A ce sujet, nous devons clarifier depuis le précédent congrès le maintien du concept du syndicalisme rassemblé et parce qui cela n’y est pas étranger nos rapports avec la CFDT et le sens et le contenu que nous donnons à nos affiliations à la CES et à la CSI qui sont deux organisations internationales dans une crise profonde du fait des contradictions dans lesquelles elles se trouvent. L’absence de solidarité à nos luttes, comme le choix d’une activité essentiellement institutionnelle est la réalité constante qui les caractérise. Posons nous la question en faisant abstraction de la rhétorique qui affirme que nous devons être tous ensemble et que comme il n’y aurait qu’une organisation la CES en Europe, alors nous devrions en être membre. Faut il ajouter a cette explication laborieuse l’idée qu’il fallait y être nous à t’on dit pour de l’intérieur l’obliger à changer.

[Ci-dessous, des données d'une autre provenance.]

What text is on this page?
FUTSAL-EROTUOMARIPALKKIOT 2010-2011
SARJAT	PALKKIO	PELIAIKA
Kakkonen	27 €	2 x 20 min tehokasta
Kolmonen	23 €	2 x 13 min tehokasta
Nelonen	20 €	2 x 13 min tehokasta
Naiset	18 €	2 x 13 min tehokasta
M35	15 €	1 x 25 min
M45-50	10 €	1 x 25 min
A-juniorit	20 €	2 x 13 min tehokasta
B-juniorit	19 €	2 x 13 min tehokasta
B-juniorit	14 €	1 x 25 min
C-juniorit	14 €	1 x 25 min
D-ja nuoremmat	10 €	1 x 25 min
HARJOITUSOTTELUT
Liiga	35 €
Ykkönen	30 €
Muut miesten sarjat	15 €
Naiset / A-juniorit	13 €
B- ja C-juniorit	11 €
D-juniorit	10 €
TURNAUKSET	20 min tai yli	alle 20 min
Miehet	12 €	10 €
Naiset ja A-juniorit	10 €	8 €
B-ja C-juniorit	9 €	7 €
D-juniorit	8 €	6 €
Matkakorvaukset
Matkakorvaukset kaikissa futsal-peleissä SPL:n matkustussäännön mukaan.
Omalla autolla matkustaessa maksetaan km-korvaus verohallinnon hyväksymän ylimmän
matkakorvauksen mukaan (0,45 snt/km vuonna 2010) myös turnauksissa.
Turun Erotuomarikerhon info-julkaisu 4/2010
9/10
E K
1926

Faisons le bilan, 20 ans après pouvons nous affirmer que cette affiliation est utile à quelque chose ? Sur quoi sommes nous d’accord avec la CES :

L’euro ? L’intégration politique ? L’ingérence y compris militaire ? Le prochain congrès de la CES est un bon exemple. Celui-ci sera une tribune donnée aux dirigeants européens dont le président de la commission européenne J.C Junker

et à quelques ministres et commissaires. La CGT est membre de la CES, en France elle n’est pas la seule, mais contrairement aux usages dans l’UE, le document d’orientation proposé pour ce Congrès, un document de 450 pages est

rédigé en anglais. On peut légitimement se poser la question en quoi les syndiqués, les militants de la CGT peuvent se sentir concernés.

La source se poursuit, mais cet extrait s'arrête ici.